At the time of Abdullah's death, Corizon Health had held the contract with the Arizona Department of Corrections since 2013 and was responsible for complying with the performance measures outlined in the 2014 settlement under Parsons v. Ryan. "It appears from court documents that I got, in fact [Abdullah] wasn't really seen at all; that there were sporadic visits," says Lisa Armstrong, a reporter with Type Investigations who became interested in Abdullah's case in 2016.
In a statement, the Arizona Department of Corrections said it expects contracted health care companies to follow the law: "While the Arizona Department of Corrections (ADC) will not comment on pending or ongoing litigation, as in the case of Ms. Abdullah, the Department of Corrections expects the State's contracted health care provider to provide every inmate with the constitutionally mandated health care to which they are entitled."
Former Corizon employees in Arizona have come forward with allegations that the system is badly run. Dr. Angela Kenzslowe, a psychologist who worked for Corizon at Perryville prison, quit her job after just three months there, claiming "I felt my license was at risk. I felt that I didn't have the autonomy that was needed as a licensed psychologist to be able to run mental health the way it needed to be run."

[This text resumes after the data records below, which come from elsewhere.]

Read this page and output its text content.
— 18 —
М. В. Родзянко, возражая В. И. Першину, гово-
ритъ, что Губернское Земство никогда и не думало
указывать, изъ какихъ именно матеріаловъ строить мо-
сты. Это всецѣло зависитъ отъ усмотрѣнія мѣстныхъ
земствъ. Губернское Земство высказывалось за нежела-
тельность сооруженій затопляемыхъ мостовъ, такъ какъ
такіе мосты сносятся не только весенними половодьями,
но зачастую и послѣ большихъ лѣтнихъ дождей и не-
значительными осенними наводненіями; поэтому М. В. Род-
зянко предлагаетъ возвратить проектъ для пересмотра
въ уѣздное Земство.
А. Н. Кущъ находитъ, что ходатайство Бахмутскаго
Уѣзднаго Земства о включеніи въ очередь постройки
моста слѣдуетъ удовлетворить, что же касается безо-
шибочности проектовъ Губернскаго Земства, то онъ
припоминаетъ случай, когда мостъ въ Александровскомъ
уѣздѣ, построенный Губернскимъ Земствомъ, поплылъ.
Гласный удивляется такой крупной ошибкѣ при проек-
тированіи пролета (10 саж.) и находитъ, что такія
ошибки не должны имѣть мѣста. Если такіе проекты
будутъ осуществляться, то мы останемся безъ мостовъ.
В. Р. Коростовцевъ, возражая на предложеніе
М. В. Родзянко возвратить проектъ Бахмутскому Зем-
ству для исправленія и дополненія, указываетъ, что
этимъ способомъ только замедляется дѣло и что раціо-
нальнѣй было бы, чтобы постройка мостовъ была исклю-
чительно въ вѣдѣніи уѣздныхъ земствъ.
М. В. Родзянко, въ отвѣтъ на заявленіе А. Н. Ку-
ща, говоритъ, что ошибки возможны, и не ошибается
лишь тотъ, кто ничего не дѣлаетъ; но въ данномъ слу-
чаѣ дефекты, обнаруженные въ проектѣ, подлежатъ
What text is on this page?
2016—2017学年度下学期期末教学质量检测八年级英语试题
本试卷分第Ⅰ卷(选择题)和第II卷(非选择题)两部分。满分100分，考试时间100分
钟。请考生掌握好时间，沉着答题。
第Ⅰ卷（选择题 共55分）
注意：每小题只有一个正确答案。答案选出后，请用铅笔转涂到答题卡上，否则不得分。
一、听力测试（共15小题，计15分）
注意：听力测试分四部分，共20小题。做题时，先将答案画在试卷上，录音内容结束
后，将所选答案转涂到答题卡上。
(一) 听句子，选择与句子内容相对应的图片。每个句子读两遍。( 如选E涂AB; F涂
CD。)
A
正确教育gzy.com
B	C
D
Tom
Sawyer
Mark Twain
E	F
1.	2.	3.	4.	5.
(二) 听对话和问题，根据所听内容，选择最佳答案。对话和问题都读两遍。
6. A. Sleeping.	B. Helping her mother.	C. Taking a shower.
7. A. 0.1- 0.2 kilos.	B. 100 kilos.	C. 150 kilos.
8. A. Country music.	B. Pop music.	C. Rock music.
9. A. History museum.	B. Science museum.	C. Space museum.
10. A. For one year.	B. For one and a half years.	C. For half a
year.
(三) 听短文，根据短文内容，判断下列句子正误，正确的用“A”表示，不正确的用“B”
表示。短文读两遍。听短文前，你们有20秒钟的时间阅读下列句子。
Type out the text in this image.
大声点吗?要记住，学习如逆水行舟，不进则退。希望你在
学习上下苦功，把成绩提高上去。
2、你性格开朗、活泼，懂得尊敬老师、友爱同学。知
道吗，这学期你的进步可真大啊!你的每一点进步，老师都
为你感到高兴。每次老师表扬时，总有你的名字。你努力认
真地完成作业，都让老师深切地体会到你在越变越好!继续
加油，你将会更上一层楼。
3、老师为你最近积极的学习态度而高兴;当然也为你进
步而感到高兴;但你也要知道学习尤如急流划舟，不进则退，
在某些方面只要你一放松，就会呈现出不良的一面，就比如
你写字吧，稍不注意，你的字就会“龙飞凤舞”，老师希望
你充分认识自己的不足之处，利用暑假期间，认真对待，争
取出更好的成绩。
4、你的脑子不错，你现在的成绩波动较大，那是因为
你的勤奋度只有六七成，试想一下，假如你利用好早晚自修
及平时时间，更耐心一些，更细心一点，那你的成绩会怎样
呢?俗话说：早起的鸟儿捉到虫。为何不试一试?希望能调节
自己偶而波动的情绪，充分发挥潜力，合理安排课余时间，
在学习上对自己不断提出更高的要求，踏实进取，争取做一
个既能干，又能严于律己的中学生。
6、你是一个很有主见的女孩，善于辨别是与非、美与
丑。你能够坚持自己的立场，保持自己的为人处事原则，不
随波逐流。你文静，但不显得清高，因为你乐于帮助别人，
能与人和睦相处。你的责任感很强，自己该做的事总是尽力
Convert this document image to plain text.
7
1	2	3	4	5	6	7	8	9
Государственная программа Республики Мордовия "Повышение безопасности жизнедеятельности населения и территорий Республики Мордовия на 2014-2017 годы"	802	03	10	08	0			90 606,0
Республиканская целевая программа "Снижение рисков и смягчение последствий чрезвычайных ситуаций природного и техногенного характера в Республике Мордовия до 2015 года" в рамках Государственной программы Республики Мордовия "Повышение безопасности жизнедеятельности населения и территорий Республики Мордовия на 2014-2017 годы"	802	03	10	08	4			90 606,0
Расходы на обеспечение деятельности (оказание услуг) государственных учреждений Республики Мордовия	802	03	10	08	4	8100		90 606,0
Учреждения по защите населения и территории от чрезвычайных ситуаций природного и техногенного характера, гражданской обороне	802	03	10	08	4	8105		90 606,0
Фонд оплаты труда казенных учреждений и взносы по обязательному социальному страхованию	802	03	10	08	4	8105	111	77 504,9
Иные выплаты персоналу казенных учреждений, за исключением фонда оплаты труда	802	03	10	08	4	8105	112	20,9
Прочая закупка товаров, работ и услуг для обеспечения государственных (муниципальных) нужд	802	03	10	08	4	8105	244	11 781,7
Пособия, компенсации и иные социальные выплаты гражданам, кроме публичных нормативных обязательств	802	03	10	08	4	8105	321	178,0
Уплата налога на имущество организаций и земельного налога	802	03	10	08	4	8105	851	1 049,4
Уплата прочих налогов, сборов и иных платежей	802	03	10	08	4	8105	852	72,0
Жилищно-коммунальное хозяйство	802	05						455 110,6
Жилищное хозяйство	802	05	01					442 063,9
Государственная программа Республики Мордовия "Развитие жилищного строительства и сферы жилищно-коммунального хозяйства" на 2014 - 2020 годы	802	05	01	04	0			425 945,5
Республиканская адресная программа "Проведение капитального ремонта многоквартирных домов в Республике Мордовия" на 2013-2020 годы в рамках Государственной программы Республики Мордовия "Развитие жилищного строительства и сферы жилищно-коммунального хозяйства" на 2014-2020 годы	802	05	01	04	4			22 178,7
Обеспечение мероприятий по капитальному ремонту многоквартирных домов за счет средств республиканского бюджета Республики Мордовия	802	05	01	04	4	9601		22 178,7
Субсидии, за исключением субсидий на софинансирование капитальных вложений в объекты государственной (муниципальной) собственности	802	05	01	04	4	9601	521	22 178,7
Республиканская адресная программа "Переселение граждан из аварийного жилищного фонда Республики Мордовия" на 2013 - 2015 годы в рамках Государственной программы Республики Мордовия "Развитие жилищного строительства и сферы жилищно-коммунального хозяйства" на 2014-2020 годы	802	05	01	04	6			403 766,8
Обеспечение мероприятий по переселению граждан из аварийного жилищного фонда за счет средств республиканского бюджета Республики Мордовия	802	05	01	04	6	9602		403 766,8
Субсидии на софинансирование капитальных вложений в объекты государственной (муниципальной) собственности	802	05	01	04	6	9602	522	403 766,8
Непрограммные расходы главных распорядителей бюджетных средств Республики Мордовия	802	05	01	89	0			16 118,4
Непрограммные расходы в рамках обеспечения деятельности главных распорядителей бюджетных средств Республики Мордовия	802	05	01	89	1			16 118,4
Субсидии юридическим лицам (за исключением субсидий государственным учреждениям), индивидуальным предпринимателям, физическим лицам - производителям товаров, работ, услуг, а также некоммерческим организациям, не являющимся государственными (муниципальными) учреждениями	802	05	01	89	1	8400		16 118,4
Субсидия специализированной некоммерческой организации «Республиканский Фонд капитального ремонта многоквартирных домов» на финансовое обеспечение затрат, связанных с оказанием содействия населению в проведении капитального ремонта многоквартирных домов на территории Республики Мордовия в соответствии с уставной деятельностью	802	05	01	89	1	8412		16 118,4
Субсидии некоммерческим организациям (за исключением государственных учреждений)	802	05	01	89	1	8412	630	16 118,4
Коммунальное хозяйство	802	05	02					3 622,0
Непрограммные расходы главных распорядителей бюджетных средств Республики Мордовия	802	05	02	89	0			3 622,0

A nurse, Jose Vallejo, who worked for Corizon Health at Eyman prison in Arizona, said he witnessed several inmates causing themselves harm and did not feel qualified to provide proper mental health care. After sending multiple requests for additional resources to Corizon's management that resulted in no changes, he claims he put in his two week's notice but was fired a few days later. A Corizon spokesperson says he was "terminated from his position for failure to perform required duties".
Corizon declined to provide an official statement, but a representative responded to an inquiry into how often and how long they expect their mental health staff to meet with inmates with the following: "Patients are evaluated (visit frequency and visit duration) based on their needs (i.e., the severity of their symptoms and progress in treatment), their individualized treatment plans, and evidence-based community and correctional standards of care."
According to the ACLU's David Fathi, because there are only three major players in the correctional health care industry — Corizon, Wexford Health and Centurion — issues like those Kenzslowe and Vallejo raised may keep recurring. "The problem is when you have only three players, it does become kind of a revolving door among those three players, or a game of musical chairs, and all too often things don't really change in a meaningful way," says Fathi.
Arizona ended its relationship with Corizon in January 2019 and hired Centurion, a company that faces a class action lawsuit in Mississippi for providing inadequate mental health care at a facility where at least six prisoners died in 2018.
In response to a request for comment, Centurion directed CBS News to an op-ed written by their CEO. In part, it stated: "Our job, put simply, is to improve the quality and accessibility of care throughout Arizona's correctional system, and we will do this by hiring the right people and building a culture of supportiveness, professionalism and accountability."